A UL Lafayette researcher has developed a new type of silicone that could someday be used to make stronger and more germ-resistant medical devices.
Dr. Devesh Misra, director of the University’s Institute for Materials Research and Innovation, devised the material using nanotechnology, which is the manipulation of atoms and molecules.
Silicone is widely used in items such as catheters and syringes, and in implants, such as pacemakers. It’s flexible and stretchable, which makes it ideal for joint replacement, but it lacks strength, Misra explained.
“It wears down over time, especially with repeated motion,” he said. He has focused his research on the possible use of the new material for finger-joint reconstruction.

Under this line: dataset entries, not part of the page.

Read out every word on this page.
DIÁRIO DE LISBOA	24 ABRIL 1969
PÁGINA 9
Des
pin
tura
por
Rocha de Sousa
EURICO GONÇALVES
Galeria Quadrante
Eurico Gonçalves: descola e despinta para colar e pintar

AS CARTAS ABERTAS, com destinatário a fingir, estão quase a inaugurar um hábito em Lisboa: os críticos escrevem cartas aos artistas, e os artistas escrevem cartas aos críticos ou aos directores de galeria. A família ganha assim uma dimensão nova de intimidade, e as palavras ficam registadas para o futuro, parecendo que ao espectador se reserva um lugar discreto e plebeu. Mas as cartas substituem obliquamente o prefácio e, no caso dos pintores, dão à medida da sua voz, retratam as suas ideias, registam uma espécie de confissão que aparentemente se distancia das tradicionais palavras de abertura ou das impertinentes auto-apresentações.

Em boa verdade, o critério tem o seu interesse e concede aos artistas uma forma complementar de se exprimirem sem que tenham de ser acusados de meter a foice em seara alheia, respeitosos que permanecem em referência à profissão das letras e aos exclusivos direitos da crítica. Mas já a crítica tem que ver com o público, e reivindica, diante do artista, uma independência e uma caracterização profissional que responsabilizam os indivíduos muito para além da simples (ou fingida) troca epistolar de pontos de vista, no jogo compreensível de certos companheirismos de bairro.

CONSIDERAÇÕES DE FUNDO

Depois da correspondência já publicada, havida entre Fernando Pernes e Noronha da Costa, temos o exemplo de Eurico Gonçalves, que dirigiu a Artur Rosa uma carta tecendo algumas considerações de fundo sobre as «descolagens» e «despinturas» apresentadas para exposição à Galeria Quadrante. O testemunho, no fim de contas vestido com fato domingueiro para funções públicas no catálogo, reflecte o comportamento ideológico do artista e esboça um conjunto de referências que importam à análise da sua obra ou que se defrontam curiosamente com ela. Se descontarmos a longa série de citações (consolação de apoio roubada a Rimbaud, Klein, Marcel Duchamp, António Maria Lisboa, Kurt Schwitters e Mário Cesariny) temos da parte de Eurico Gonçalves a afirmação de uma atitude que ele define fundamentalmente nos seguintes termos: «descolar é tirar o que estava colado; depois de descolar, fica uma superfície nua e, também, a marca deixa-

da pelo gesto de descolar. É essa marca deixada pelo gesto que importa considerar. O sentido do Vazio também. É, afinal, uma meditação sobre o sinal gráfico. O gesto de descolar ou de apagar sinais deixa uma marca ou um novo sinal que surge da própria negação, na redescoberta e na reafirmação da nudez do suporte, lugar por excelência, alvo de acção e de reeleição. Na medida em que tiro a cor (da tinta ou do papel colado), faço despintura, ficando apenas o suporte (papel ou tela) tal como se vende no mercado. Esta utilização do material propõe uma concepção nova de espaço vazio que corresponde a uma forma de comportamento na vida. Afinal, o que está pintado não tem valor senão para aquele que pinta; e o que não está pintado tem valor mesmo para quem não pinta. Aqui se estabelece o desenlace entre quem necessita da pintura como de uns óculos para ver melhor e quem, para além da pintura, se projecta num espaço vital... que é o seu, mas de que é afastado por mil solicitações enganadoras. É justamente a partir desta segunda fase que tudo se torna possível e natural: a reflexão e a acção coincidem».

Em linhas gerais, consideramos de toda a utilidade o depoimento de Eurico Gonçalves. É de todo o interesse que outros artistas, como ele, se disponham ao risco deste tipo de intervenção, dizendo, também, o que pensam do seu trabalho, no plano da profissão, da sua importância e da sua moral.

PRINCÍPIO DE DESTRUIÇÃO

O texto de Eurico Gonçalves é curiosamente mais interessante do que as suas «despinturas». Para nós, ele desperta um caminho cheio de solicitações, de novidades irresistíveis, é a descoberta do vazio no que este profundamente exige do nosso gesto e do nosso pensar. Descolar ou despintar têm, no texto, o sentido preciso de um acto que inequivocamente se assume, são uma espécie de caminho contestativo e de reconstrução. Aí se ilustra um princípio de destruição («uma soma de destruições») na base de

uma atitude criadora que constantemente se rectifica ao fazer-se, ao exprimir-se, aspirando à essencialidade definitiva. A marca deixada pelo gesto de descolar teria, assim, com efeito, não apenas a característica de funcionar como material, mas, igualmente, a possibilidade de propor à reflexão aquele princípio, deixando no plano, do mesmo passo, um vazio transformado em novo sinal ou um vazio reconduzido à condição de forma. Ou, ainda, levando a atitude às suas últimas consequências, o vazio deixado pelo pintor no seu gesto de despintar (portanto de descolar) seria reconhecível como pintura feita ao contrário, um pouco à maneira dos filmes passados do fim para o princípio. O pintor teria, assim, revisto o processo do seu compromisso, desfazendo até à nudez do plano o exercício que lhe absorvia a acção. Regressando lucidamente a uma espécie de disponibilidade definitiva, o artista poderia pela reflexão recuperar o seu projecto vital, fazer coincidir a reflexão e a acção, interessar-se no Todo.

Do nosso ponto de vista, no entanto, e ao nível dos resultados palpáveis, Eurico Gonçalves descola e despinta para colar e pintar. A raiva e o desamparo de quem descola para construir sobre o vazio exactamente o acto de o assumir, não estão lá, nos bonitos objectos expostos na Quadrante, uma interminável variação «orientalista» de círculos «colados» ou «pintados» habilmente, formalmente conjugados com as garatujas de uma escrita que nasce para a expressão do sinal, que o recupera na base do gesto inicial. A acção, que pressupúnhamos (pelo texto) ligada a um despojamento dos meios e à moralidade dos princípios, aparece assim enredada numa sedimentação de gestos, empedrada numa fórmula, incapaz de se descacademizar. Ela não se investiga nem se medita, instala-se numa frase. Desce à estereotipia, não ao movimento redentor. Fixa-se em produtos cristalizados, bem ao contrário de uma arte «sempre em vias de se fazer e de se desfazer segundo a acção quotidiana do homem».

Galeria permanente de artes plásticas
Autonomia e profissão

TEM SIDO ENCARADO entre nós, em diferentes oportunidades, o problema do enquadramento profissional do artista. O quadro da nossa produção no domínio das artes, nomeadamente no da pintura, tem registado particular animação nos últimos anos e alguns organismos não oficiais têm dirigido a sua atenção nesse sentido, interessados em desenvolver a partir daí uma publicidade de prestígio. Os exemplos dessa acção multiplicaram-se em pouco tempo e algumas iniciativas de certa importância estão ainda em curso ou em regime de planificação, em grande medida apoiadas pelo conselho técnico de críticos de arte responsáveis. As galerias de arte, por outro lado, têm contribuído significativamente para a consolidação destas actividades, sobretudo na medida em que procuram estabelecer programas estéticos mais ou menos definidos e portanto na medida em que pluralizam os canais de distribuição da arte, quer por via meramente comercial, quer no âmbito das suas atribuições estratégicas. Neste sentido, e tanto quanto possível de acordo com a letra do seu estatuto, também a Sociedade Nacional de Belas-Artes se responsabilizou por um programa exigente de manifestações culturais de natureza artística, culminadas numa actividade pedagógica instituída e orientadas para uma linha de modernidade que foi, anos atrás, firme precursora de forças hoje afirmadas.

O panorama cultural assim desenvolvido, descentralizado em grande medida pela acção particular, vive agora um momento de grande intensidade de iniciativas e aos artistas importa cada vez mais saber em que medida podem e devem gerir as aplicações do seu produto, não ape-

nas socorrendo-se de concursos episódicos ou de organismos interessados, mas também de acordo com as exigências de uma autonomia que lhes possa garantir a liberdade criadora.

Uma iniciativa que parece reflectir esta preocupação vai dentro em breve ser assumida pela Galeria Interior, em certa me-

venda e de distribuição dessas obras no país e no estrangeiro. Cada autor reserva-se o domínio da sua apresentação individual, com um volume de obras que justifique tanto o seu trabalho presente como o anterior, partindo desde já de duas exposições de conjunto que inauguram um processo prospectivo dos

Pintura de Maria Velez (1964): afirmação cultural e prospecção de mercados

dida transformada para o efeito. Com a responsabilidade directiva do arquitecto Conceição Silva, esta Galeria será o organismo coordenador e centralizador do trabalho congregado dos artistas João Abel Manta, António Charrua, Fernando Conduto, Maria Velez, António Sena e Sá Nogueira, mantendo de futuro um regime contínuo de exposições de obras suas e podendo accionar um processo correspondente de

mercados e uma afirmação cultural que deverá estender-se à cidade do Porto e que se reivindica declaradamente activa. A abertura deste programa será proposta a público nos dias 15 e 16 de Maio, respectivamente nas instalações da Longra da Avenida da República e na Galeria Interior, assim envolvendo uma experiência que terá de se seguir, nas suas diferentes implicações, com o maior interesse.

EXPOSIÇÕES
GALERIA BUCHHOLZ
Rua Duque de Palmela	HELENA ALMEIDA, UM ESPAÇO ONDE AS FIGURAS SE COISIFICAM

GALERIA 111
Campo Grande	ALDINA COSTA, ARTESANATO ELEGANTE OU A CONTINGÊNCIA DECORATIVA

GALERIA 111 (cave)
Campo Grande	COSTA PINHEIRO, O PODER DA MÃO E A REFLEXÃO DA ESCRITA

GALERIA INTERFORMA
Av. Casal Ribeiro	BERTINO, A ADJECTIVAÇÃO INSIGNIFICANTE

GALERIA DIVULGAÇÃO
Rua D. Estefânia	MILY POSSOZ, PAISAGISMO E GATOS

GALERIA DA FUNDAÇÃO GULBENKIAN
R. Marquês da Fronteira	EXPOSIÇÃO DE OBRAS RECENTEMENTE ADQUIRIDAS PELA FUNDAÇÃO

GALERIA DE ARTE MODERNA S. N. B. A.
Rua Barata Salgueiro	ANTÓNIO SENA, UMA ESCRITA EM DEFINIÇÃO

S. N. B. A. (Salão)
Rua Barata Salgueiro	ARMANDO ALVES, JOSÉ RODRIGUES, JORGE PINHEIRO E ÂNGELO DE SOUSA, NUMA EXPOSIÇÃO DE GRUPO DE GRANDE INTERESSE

The material he has created is a hybrid of silicone and nanocrystalline titania, a form of titanium dioxide. Nanomaterials are extremely small, about 10,000 times thinner than a human hair.
Not only is the new material stronger than silicone, it may also prevent infection, because bacteria cannot easily grow on it.

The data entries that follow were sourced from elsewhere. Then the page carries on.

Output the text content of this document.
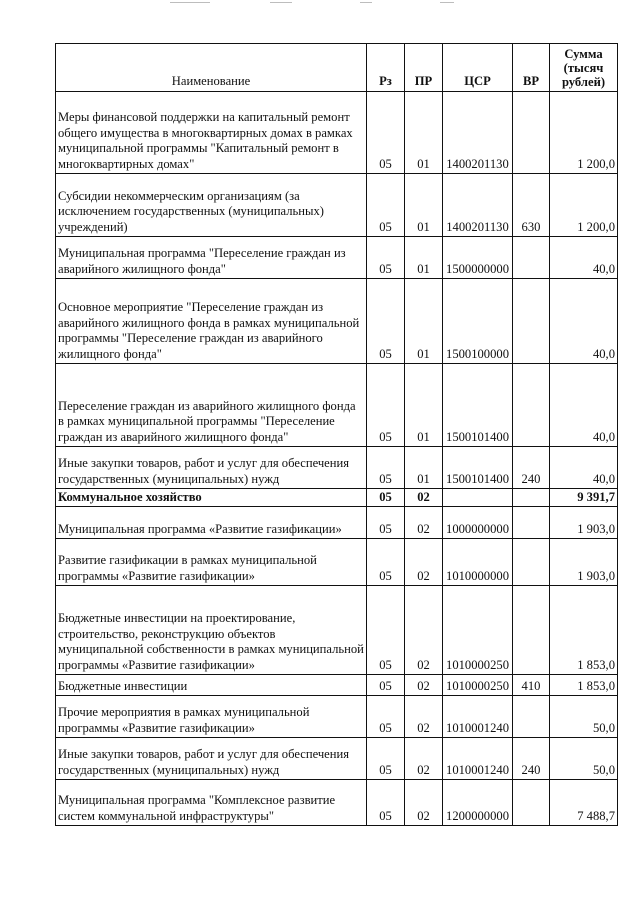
Наименование	Рз	ПР	ЦСР	ВР	Сумма (тысяч рублей)
Меры финансовой поддержки на капитальный ремонт общего имущества в многоквартирных домах в рамках муниципальной программы "Капитальный ремонт в многоквартирных домах"	05	01	1400201130		1 200,0
Субсидии некоммерческим организациям (за исключением государственных (муниципальных) учреждений)	05	01	1400201130	630	1 200,0
Муниципальная программа "Переселение граждан из аварийного жилищного фонда"	05	01	1500000000		40,0
Основное мероприятие "Переселение граждан из аварийного жилищного фонда в рамках муниципальной программы "Переселение граждан из аварийного жилищного фонда"	05	01	1500100000		40,0
Переселение граждан из аварийного жилищного фонда в рамках муниципальной программы "Переселение граждан из аварийного жилищного фонда"	05	01	1500101400		40,0
Иные закупки товаров, работ и услуг для обеспечения государственных (муниципальных) нужд	05	01	1500101400	240	40,0
Коммунальное хозяйство	05	02			9 391,7
Муниципальная программа «Развитие газификации»	05	02	1000000000		1 903,0
Развитие газификации в рамках муниципальной программы «Развитие газификации»	05	02	1010000000		1 903,0
Бюджетные инвестиции на проектирование, строительство, реконструкцию объектов муниципальной собственности в рамках муниципальной программы «Развитие газификации»	05	02	1010000250		1 853,0
Бюджетные инвестиции	05	02	1010000250	410	1 853,0
Прочие мероприятия в рамках муниципальной программы «Развитие газификации»	05	02	1010001240		50,0
Иные закупки товаров, работ и услуг для обеспечения государственных (муниципальных) нужд	05	02	1010001240	240	50,0
Муниципальная программа "Комплексное развитие систем коммунальной инфраструктуры"	05	02	1200000000		7 488,7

Using an electron microscope, Misra compared the growth of Staphylococcus aureus bacteria on traditional silicone to bacterial growth on the hybrid material. “Adding titania to the silicone dramatically reduced the viability of the bacteria, which were about 93 percent less likely to adhere to the hybrid material than to stand-alone silicone,” he said.
Misra is a materials science and engineering professor; he holds the Stuller Endowed Chair in Metallurgy.
Since 2004, he has carried out research projects that have received about $6 million in funding, including four projects funded by the National Science Foundation. He holds five U.S. patents related to materials research.